Machine learning in trading: theory, models, practice and algo-trading - page 3517
You are missing trading opportunities:
- Free trading apps
- Over 8,000 signals for copying
- Economic news for exploring financial markets
Registration
Log in
You agree to website policy and terms of use
If you do not have an account, please register
The convolution layer and the lstm layer. Stride (filter) is a move step in the convolution
.
If the second function for it is rectangular, we will get SMA
If there are other forms of this function (triangular, exponential, etc.), we will get something else (maybe EMA), just there will be other coefficients for different rows.
But in any case, as with SMA and EMA, there will be a delay due to averaging.
So it seems that they are of little use, as well as MAs. One plus - reduction of the number of predictors.
On convolutions...
If the second function for it is rectangular, we will get SMA
If there are other forms of this function (triangular, exponential, etc.), we will get something else (maybe EMA), just there will be different coefficients for different lines.
But in any case, as with SMA and EMA, there will be a delay due to averaging.
So it seems that they are of little use, as well as MAs. One plus is the reduction of the number of predictors.
It's a little different, but it's a lot more primitive.
In a convolutional neuron, convolutional nuclei are "invented" by the neuron during training and there are thousands of nuclei/filters....
So to think that a convolutional neuron can be replaced by a single rectangular nucleus is absurd.
In a convolutional neuron, convolutional nuclei are "invented" by the neuron during the learning process and the nuclei/filters there are thousands of...
Matching coefficients to different strings? Than it will create some more suitable ph-iie instead of a rectangular one.
Picks up the coefficients of different rows?
No, it picks up the convolution kernels.
Than create some more suitable one instead of a rectangular ph-type.
yes
On convolutions...
If the second function for it is rectangular, we will get SMA
If there are other forms of this function (triangular, exponential, etc.), we will get something else (maybe EMA), just there will be different coefficients for different lines.
But in any case, as with SMA and EMA, there will be a delay due to averaging.
So it seems that they are of little use, as well as MAs. One plus is the reduction in the number of predictors.
Well, the coefficients of the convolution kernel are chosen to minimise the error, as I recall.
a matrix or vector of these coefficients runs over another matrix or vector of input data with a given step, the values are multiplied and the matrix with the maximum total values is taken as the output, for example
then the outputs are passed to the next layer of the NS, in this case lstm, as shown in the picture
lstm then tries to remember the sequences of these values, like a memory analogue.
So the feature of the convolutional layer is that it can select the most important elements from the whole matrix, and lstm remembers their sequences.
As a result, selecting important features of each row + remembering their sequences, what comes after what, in what order. Approximation. Usually at the end a full-link layer with softmax is put in order to distribute all this goodness by classes.
lstm works with radically unbalanced classes - for 2 classes by a factor of ten?

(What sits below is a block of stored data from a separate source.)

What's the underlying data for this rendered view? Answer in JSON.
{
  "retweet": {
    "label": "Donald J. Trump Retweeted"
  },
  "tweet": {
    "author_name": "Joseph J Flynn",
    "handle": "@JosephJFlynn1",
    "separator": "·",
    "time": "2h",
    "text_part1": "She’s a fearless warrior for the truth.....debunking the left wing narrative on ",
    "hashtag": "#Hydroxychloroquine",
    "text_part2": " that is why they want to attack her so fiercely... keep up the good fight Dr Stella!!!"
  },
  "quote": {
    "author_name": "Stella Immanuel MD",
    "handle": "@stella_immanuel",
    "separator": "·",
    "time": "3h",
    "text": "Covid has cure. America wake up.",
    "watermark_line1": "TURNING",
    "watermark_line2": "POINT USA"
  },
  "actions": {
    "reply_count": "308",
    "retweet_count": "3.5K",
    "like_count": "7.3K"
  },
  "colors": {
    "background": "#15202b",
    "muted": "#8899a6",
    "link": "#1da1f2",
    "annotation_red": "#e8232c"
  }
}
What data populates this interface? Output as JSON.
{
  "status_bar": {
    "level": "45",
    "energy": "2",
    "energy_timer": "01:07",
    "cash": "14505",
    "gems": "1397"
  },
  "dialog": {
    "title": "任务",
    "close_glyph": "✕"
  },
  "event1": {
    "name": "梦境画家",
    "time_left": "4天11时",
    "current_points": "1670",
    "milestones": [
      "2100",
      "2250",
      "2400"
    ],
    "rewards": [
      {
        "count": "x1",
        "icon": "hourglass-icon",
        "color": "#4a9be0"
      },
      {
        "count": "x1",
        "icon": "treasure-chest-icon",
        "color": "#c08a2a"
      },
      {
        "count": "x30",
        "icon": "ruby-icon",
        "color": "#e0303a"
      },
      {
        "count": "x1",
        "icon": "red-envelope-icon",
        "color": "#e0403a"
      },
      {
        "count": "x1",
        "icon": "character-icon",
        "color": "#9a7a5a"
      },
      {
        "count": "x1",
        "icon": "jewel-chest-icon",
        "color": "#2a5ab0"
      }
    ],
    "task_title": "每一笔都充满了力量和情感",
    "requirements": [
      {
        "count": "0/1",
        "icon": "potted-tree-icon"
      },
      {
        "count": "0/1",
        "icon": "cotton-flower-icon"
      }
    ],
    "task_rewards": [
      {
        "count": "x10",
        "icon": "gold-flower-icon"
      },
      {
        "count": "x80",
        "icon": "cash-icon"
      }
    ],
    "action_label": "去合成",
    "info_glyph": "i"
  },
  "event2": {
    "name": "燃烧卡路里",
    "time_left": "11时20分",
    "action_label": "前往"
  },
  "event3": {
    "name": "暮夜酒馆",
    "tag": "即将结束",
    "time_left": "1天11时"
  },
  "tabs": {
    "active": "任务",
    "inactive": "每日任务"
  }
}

lstm works basically shitty ) very hard to train properly
there are constant gradient explosions because of multiple multiplications of weights.
Maybe now it's fixed somehow, but I don't think so, because everyone switched to transformers.
Transformer is some combination of convolution and lstm, unofficially you can probably make this analogy
It's not random forests - there you have to show off to train properly.
Made some visualisation to better understand the process of degradation of the model results.
Below is a graph showing ZZ on the balance of weighted quantum cutoff errors on the train sample.
You can see that overall the trend is good, positive probability bias, but what about the next two samples, test and exam?
Below are the graphs on these samples.
We observe flatness and at the end of the period the trend to a positive probability shift. Most likely, we will stop the model involving this quantum segment - without waiting for the rise.
And what awaits next?
On the exam sample, the rise continued in the beginning, but again everything fell into flat. How is it possible that there was a long trend on the train, but later we see occasional bursts - something has changed? It remains only to guess - or to make an additional split on another quantum segment, but how to do it on train, because everything is not bad there - a mystery.
But, it happens that we can find quite acceptable variants, here for example - three samples below.
Thoughts, ideas, considerations are welcome!
Thoughts, ideas, considerations are welcome!
If the train is overtrained, then there is less to train.